= George DeCicco =

American mobster

George "Big Georgie" DeCicco (March 20, 1929 - October 3, 2014) was an American mobster and longtime caporegime in the Gambino crime family. DeCicco is one of the last captains of the old John Gotti administration in the 1980s who was able to avoid indictments. DeCicco is the uncle of former Gambino underboss Frank DeCicco, who was killed in a car-bomb meant for his boss John Gotti, ordered by then boss of the Genovese crime family who is now deceased, Vincent "Chin" Gigante, and Lucchese crime family leaders Vittorio "Vic" Amuso and Anthony "Gaspipe" Casso as revenge for the murder of former Gambino crime family boss, Paul Castellano, a strong ally of both the Genovese and Lucchese crime families.

== Gotti's crew ==

During the 1980s, DeCicco worked as a sidewalk soldier in the old crew of John Gotti, then run by Angelo "Quack Quack" Ruggiero, but because Ruggiero suffered from cancer in 1989, Gotti's brother Gene took over the crew, only to discover that he would be convicted of drug trafficking and narcotics charges and sentenced to 50 years in prison.
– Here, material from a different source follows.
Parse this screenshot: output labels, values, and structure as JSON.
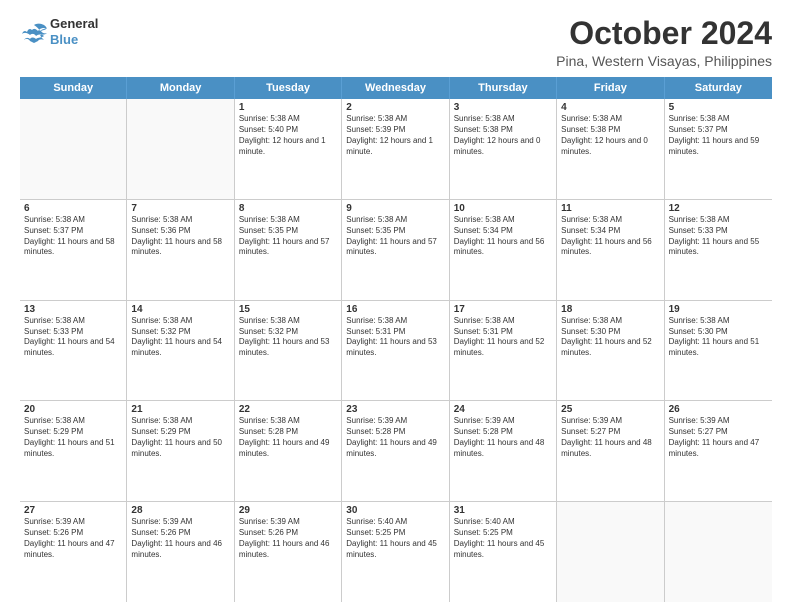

Working with Gambino mobsters John Carneglia, Salvatore "Fat Sally" Scala, Arnold "Zeke" Squitieri and Anthony "Red" Scarpaci for many years, DeCicco was at that time promoted to the rank of caporegime in the family.

== Gambino capo ==

Toward the 1990s, John Gotti was eventually caught up to by US law enforcement, as his underboss Salvatore "Sammy the Bull" Gravano decided to turn state's evidence due to internal rivalry with Gotti at the time, and was put on the stand to testify against Gotti, consigliere Frank "Frankie Loc" LoCascio and dozens of other Gambino mobsters during the early 1990s. In 1992, Gotti and LoCascio were sentenced to life imprisonment for murder, conspiracy, extortion, loansharking, money laundering, tax evasion and illegal gambling charges. But as many went down due to the testimony provided by Gravano, others went under the radar, especially former rivals of Gotti like Nicholas "Little Nick" Corozzo and Leonard "Lenny" DiMaria, who were at some point promoted to run the Gambino crime family unofficially with Pete Gotti. DeCicco, a true Gotti loyalist, also went under the radar of the US law enforcement, as he continued to operate out of the Staten Island and Brooklyn factions of the family, with labor racketeering, extortion, money laundering, loansharking, illegal gambling and fraud activities.

== Indictments and trial==

On January 30, 2007, more than ten mobsters from two of the Five Families were arrested and indicted on federal Racketeer Influenced and Corrupt Organizations Act charges, including DeCicco, one of the last untouched capos from the old John Gotti regime in the 1980s. DeCicco was charged with operating a multimillion-dollar-a-year loansharking operation in New York City, as well as extortion, illegal gambling, racketeering and money laundering operations. As it turns out, an associate of DeCicco had turned state's evidence, as a soldier in the DeCicco crew named Joseph Orlando had threatened to kill him over a loansharking debt. Because he thought he would be killed, the associate turned to the federal authorities for help, and provided the loansharking operation to the federal prosecutors. At the same time, much of their illegal business was recorded by hidden wires on the newly made turncoat. Toward December 2007, George DeCicco's lawyer said he would seek house arrest for his client because DeCicco reputedly has heart problems and wears a nitroglycerin patch. On December 19, 2007 DeCicco pleaded guilty to racketeering charges and faced 27 to 33 months in prison. He served his time at the Devens Federal Medical Center in Massachusetts. He was released on December 1, 2009.

== Attempted murder of his son ==

On June 6, 2007, DeCicco's son Robert DeCicco, whom federal authorities identified as a 56-year-old mob associate, was shot four times as he exited a pharmacy in Bath Beach. According to the Post, the bungled assassination happened the day after another Gambino crime family mobster busted with DeCicco and his father and in January he was moved into protective custody because of threats against his life. The younger DeCicco, who was indicted in January along with his father, had just got into his Cadillac Seville after shopping moments before the assassination-attempt. DeCicco managed to drag himself out of the car and stagger into a pharmacy to call for help.